Javalkar et al.15 sugerem que intervenções e programas para melhorar a gestão do cuidado dos pacientes podem ajudar a aliviar a carga do cuidador, o que pode ser um resultado secundário importante para ser avaliado por esses programas. Essas estratégias para melhorar o bem-estar intrapessoal devem visar à redução da ansiedade dos pais e aumentar sua confiança para gerenciar os cuidados de um filho doente.21

Os métodos atuais para reduzir a carga do cuidador incluem intervenções para aumentar o conhecimento da doença, programas psicoeducacionais e intervenções educacionais no autocuidado, gestão do estresse e habilidades de comunicação.15,22 Outra estratégia consiste na formação de grupos de apoio, com o objetivo de reduzir a sensação de isolamento, além de socialização e aprendizagem de habilidades de enfrentamento de outros pais em relação à nutrição e ao gerenciamento de cuidados médicos.16,22

CONCLUSÃO

Cuidar de uma criança com DRC é uma experiência intensa que traz consequências negativas por causa das dúvidas sobre o futuro e quanto aos cuidados de que essa criança precisa. Isso é expresso por meio do nível médio de sobrecarga identificado nesses cuidadores, juntamente com a alta prevalência de sintomas depressivos e ansiosos nessa população. Através dos testes de hipóteses, não houve significância estatística correlacionando fatores associados ao aumento da sobrecarga, de sintomas ansiosos e depressivos nesses cuidadores, exceto a variável "presença de dor no corpo", que influenciava o desfecho depressão. Não houve grandes alterações nos níveis de sobrecarga, sintomas depressivos e ansiosos entre os cuidadores de crianças/adolescentes que realizam diferentes modalidades de TRS, visto que variaram apenas a natureza de suas preocupações e dificuldades.

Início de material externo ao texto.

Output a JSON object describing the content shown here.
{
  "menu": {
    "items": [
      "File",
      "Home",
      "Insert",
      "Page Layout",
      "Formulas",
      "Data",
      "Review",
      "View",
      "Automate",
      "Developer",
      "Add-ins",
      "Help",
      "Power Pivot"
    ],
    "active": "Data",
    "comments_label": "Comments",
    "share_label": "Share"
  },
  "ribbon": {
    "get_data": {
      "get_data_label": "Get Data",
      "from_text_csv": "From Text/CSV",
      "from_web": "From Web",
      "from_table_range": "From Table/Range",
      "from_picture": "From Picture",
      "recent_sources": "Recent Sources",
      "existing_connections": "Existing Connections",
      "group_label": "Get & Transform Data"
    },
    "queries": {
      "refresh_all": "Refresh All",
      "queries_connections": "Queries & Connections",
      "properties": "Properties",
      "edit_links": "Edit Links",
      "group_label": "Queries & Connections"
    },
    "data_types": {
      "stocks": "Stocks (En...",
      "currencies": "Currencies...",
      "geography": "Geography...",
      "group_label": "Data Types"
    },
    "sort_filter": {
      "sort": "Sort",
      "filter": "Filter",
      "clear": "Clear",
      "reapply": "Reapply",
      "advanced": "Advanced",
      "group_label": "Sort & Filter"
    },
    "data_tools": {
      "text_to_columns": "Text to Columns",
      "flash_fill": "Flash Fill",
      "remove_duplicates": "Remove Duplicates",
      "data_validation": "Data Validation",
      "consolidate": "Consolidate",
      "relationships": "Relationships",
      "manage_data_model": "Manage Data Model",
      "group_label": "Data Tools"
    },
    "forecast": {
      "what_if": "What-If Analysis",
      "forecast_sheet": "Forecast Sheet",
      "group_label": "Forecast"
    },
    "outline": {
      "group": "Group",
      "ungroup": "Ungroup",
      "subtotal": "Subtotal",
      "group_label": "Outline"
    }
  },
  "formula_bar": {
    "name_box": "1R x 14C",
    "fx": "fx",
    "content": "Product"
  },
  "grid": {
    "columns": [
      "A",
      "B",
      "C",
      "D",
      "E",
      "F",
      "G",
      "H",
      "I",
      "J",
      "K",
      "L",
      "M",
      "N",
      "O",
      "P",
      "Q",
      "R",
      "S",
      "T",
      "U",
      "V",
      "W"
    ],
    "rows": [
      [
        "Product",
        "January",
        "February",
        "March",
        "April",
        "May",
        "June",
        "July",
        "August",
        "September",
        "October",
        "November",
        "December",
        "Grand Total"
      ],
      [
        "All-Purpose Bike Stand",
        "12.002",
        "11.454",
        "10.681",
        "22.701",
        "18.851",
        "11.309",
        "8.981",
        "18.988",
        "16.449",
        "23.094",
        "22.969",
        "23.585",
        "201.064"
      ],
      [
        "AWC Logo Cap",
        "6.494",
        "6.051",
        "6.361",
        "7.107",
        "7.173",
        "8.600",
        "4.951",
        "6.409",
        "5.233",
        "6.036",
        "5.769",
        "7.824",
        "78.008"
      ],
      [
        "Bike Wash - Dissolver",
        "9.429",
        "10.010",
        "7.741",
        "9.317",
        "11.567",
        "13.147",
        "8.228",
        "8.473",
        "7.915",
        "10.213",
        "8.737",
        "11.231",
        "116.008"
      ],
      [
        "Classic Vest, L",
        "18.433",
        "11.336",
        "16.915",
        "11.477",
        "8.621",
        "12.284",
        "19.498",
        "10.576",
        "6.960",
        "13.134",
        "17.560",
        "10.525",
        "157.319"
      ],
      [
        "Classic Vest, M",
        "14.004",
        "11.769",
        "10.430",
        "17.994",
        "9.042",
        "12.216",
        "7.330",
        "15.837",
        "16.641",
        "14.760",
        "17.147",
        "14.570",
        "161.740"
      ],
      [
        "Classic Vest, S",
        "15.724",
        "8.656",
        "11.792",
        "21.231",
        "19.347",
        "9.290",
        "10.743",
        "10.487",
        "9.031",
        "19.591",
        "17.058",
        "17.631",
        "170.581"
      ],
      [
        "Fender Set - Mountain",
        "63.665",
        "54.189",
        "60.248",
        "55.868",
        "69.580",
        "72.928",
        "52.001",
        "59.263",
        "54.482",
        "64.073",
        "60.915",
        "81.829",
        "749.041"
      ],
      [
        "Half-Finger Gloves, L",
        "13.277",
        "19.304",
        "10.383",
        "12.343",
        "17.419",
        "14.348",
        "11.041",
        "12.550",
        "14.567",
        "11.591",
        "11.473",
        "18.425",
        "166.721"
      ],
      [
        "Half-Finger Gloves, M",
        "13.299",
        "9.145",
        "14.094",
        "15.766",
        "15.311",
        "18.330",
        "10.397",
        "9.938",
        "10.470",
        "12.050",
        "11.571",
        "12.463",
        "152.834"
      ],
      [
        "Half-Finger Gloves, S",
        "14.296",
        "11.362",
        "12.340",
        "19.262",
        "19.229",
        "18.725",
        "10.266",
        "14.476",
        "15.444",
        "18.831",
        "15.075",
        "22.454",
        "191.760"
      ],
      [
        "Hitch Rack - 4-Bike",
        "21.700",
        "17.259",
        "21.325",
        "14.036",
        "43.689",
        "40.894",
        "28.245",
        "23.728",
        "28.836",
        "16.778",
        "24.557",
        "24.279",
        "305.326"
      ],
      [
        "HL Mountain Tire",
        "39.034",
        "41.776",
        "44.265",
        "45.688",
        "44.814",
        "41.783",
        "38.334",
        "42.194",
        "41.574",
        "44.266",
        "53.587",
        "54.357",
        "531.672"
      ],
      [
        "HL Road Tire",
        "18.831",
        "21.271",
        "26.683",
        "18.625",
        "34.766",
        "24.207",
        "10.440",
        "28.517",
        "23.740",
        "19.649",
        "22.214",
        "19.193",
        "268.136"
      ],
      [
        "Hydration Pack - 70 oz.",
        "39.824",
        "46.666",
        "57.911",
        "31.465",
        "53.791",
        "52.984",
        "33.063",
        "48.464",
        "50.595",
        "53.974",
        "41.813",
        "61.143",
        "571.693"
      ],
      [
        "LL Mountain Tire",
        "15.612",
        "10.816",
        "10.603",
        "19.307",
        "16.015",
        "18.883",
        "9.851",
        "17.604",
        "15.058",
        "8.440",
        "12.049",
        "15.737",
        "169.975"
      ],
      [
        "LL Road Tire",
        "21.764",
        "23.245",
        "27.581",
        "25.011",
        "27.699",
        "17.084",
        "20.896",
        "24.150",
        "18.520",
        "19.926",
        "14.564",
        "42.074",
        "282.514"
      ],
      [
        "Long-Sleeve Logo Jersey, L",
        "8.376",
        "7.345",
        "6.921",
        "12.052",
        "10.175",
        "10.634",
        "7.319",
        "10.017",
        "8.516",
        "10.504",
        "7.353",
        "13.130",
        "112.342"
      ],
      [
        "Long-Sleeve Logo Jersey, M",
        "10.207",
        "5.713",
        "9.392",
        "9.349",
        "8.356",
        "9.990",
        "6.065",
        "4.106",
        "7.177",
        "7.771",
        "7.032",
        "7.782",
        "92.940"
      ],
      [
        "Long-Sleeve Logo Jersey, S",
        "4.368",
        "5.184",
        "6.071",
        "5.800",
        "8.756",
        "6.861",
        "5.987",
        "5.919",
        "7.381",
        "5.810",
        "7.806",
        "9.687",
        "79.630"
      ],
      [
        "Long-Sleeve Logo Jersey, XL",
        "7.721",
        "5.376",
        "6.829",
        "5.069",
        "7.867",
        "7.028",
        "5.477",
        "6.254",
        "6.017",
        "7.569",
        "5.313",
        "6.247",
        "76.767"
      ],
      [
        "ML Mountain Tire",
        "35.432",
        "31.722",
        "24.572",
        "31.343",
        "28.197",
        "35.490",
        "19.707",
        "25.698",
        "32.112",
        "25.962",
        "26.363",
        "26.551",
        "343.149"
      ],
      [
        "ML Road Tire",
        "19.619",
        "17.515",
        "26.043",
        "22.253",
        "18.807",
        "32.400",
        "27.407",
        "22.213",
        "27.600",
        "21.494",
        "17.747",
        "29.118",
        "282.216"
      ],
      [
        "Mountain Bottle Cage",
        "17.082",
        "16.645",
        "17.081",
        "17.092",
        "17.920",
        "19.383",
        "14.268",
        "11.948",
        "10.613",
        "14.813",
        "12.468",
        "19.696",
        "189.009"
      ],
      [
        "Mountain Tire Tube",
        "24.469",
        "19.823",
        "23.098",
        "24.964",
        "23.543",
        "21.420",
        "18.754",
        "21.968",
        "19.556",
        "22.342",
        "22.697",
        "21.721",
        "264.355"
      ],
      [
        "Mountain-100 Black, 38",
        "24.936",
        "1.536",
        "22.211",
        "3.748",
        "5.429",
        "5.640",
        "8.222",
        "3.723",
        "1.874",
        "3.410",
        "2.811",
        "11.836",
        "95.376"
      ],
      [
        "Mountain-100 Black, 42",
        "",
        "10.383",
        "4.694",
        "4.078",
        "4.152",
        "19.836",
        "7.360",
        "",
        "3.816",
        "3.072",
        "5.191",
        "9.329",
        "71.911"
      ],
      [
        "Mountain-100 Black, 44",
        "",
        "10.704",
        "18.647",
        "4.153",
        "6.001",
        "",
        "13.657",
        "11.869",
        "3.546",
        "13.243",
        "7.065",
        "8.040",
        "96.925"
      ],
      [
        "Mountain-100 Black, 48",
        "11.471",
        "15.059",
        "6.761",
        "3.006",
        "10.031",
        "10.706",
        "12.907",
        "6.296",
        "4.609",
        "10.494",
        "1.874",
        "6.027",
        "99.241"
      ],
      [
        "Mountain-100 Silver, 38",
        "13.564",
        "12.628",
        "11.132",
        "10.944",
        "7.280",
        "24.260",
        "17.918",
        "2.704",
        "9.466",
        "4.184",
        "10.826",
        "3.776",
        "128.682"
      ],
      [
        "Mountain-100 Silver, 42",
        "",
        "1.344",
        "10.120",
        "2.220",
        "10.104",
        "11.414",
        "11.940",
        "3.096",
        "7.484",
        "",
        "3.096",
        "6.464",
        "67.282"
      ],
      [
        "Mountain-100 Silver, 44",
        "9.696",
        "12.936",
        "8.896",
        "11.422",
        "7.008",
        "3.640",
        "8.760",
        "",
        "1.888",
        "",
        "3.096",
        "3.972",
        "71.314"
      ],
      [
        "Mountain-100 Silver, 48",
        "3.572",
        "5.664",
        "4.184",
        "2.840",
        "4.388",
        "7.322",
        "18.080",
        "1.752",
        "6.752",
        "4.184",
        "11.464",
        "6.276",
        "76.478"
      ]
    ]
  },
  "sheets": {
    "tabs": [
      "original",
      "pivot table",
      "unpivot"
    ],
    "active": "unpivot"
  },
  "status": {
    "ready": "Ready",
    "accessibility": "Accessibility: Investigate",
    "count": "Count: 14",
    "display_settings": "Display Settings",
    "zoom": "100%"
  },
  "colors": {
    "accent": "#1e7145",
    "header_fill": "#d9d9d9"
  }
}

Como aspectos positivos do trabalho estão a avaliação concomitante de sobrecarga, sintomas depressivos e ansiosos por meio de escalas validadas numa mesma população; além do fato de não serem encontrados na literatura brasileira estudos de abordagem quantitativa com cuidadores de pacientes pediátricos realizando as três modalidades de TRS, tornando o tema inédito com essa abordagem na realidade brasileira.

As limitações do estudo consistem na pequena população estudada e na realização em um único centro, comprometendo portanto a capacidade de generalização para outras regiões ou contextos socioeconômicos, sendo necessária a realização de outros trabalhos multicêntricos e com populações maiores, para que conclusões mais abrangentes sejam tiradas. E outra limitação se deve ao fato de as prevalências de depressão e ansiedade encontradas não se aplicarem a um diagnóstico, visto que foram utilizados instrumentos de rastreamento.

É preocupante a prevalência de sintomas depressivos e ansiosos nessa população de cuidadores, sendo necessário implementar programas e ações que visam ajudá-los a gerir melhor o cuidado com a criança, assim como seus próprios sentimentos.